Hartwig Reinboth

zur Ausstellung “ Schichtungen“ im Rathaus Bielefeld Sennestadt 2012

 

Die allgemeine Anmutung der Arbeiten von Magret Thimm, ihre unmittelbare Wirkung bevor man sich auf Einzelheiten einlässt, ist nach meinem Empfinden mit Helligkeit, Offenheit, Behutsamkeit und Leichtigkeit zu umreißen. Man betritt eine Bildwelt, die aus einer gewissen Zurückhaltung auf den Betrachter zukommt, die ihn eher anlockt als dass sie auf ihn zudrängt. Die Farben sind eher sanfte, harmonische Schwingungen als laute Klänge – auch wenn es natürlich zuweilen dunkle Farbzonen und auch intensive Farbakzente gibt.

Zugleich empfindet man überall ein Streben nach einer ungezwungenen Ordnung, die alles, was im Einzelnen heterogen, eigenwillig oder zufällig in Erscheinung tritt, in einen organischen, wie von selbst entstehenden Zusammenhang bringen will. Starre Verfestigung ist nicht das Wesen dieser Ordnung. Im Gegenteil: vielfach erscheint es so, als sei die im Bild erreichte Ordnung ein kurzer Schwebezustand, wo alles gerade am rechten Ort ist, aber auch erneut in einen Fluss geraten kann, der die Ordnung wieder auflöst und dann wieder anders entstehen lässt.

Das Fließende, das die Anmutung vieler Bilder von Magret Thimm bestimmt, rührt wohl von ihrer frühen Bevorzugung der Aquarellfarbe her, die sich bis in die neuesten Bilder noch auswirkt. Und auch die neueren Arbeiten auf Keilrahmen, die materieller wirken, treten nicht grundsätzlich in Widerspruch hierzu. Der eher helle, leichte Grundton bleibt erhalten.
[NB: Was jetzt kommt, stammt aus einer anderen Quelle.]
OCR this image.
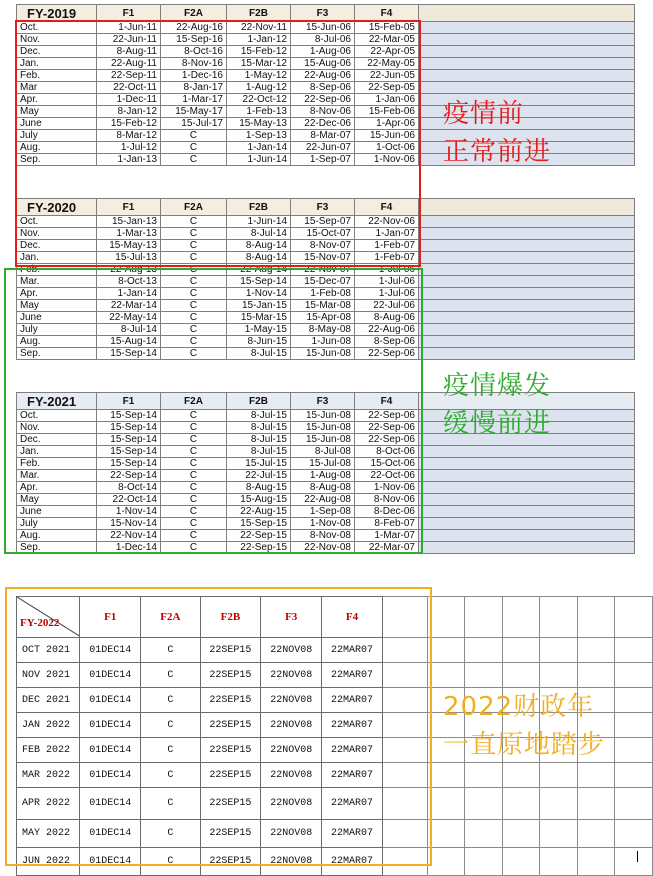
FY-2019	F1	F2A	F2B	F3	F4	
Oct.	1-Jun-11	22-Aug-16	22-Nov-11	15-Jun-06	15-Feb-05	
Nov.	22-Jun-11	15-Sep-16	1-Jan-12	8-Jul-06	22-Mar-05	
Dec.	8-Aug-11	8-Oct-16	15-Feb-12	1-Aug-06	22-Apr-05	
Jan.	22-Aug-11	8-Nov-16	15-Mar-12	15-Aug-06	22-May-05	
Feb.	22-Sep-11	1-Dec-16	1-May-12	22-Aug-06	22-Jun-05	
Mar	22-Oct-11	8-Jan-17	1-Aug-12	8-Sep-06	22-Sep-05	
Apr.	1-Dec-11	1-Mar-17	22-Oct-12	22-Sep-06	1-Jan-06	
May	8-Jan-12	15-May-17	1-Feb-13	8-Nov-06	15-Feb-06	
June	15-Feb-12	15-Jul-17	15-May-13	22-Dec-06	1-Apr-06	
July	8-Mar-12	C	1-Sep-13	8-Mar-07	15-Jun-06	
Aug.	1-Jul-12	C	1-Jan-14	22-Jun-07	1-Oct-06	
Sep.	1-Jan-13	C	1-Jun-14	1-Sep-07	1-Nov-06	
FY-2020	F1	F2A	F2B	F3	F4	
Oct.	15-Jan-13	C	1-Jun-14	15-Sep-07	22-Nov-06	
Nov.	1-Mar-13	C	8-Jul-14	15-Oct-07	1-Jan-07	
Dec.	15-May-13	C	8-Aug-14	8-Nov-07	1-Feb-07	
Jan.	15-Jul-13	C	8-Aug-14	15-Nov-07	1-Feb-07	
Feb.	22-Aug-13	C	22-Aug-14	22-Nov-07	1-Jul-06	
Mar.	8-Oct-13	C	15-Sep-14	15-Dec-07	1-Jul-06	
Apr.	1-Jan-14	C	1-Nov-14	1-Feb-08	1-Jul-06	
May	22-Mar-14	C	15-Jan-15	15-Mar-08	22-Jul-06	
June	22-May-14	C	15-Mar-15	15-Apr-08	8-Aug-06	
July	8-Jul-14	C	1-May-15	8-May-08	22-Aug-06	
Aug.	15-Aug-14	C	8-Jun-15	1-Jun-08	8-Sep-06	
Sep.	15-Sep-14	C	8-Jul-15	15-Jun-08	22-Sep-06	
FY-2021	F1	F2A	F2B	F3	F4	
Oct.	15-Sep-14	C	8-Jul-15	15-Jun-08	22-Sep-06	
Nov.	15-Sep-14	C	8-Jul-15	15-Jun-08	22-Sep-06	
Dec.	15-Sep-14	C	8-Jul-15	15-Jun-08	22-Sep-06	
Jan.	15-Sep-14	C	8-Jul-15	8-Jul-08	8-Oct-06	
Feb.	15-Sep-14	C	15-Jul-15	15-Jul-08	15-Oct-06	
Mar.	22-Sep-14	C	22-Jul-15	1-Aug-08	22-Oct-06	
Apr.	8-Oct-14	C	8-Aug-15	8-Aug-08	1-Nov-06	
May	22-Oct-14	C	15-Aug-15	22-Aug-08	8-Nov-06	
June	1-Nov-14	C	22-Aug-15	1-Sep-08	8-Dec-06	
July	15-Nov-14	C	15-Sep-15	1-Nov-08	8-Feb-07	
Aug.	22-Nov-14	C	22-Sep-15	8-Nov-08	1-Mar-07	
Sep.	1-Dec-14	C	22-Sep-15	22-Nov-08	22-Mar-07	
FY-2022	F1	F2A	F2B	F3	F4							
OCT 2021	01DEC14	C	22SEP15	22NOV08	22MAR07							
NOV 2021	01DEC14	C	22SEP15	22NOV08	22MAR07							
DEC 2021	01DEC14	C	22SEP15	22NOV08	22MAR07							
JAN 2022	01DEC14	C	22SEP15	22NOV08	22MAR07							
FEB 2022	01DEC14	C	22SEP15	22NOV08	22MAR07							
MAR 2022	01DEC14	C	22SEP15	22NOV08	22MAR07							
APR 2022	01DEC14	C	22SEP15	22NOV08	22MAR07							
MAY 2022	01DEC14	C	22SEP15	22NOV08	22MAR07							
JUN 2022	01DEC14	C	22SEP15	22NOV08	22MAR07							
疫情前
正常前进
疫情爆发
缓慢前进
2022财政年
一直原地踏步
Wenn man näher an die Einzelbilder herantritt, tritt dieser Ordnungsaspekt zunächst in den Hintergrund. Zu entdecken gibt es jetzt den Reichtum der malerischen Strukturen, der eingesetzten Materialien, der dadurch entstehenden Oberflächenreize und Farbnuancen. Immer gibt es mehr zu finden als eine eindeutige und einmalige Setzung. Immer ist ein „Darunter“ zu sehen, zu erspüren. Magret Thimm hat sich hier ein sehr breites Arsenal von Möglichkeiten erarbeitet: Aquarellfarbe, Acrylfarbe, Leim, Binder, Kleister, Marmorstaub, Sand, Kreiden und Stifte, Papiere, Fasern ……- alles kann mobilisiert werden, um eine möglichst erlebnishaltige Oberfläche zu erzeugen. Wohlgemerkt: eine Oberfläche mit Tiefenwirkung. Die ersten Arbeitsschichten versinken wie Sedimente unter der obersten Schicht, die wiederum aufgerieben, abgewaschen, aufgekratzt wird und das Darunterlie-gende erkennen oder erahnen lässt.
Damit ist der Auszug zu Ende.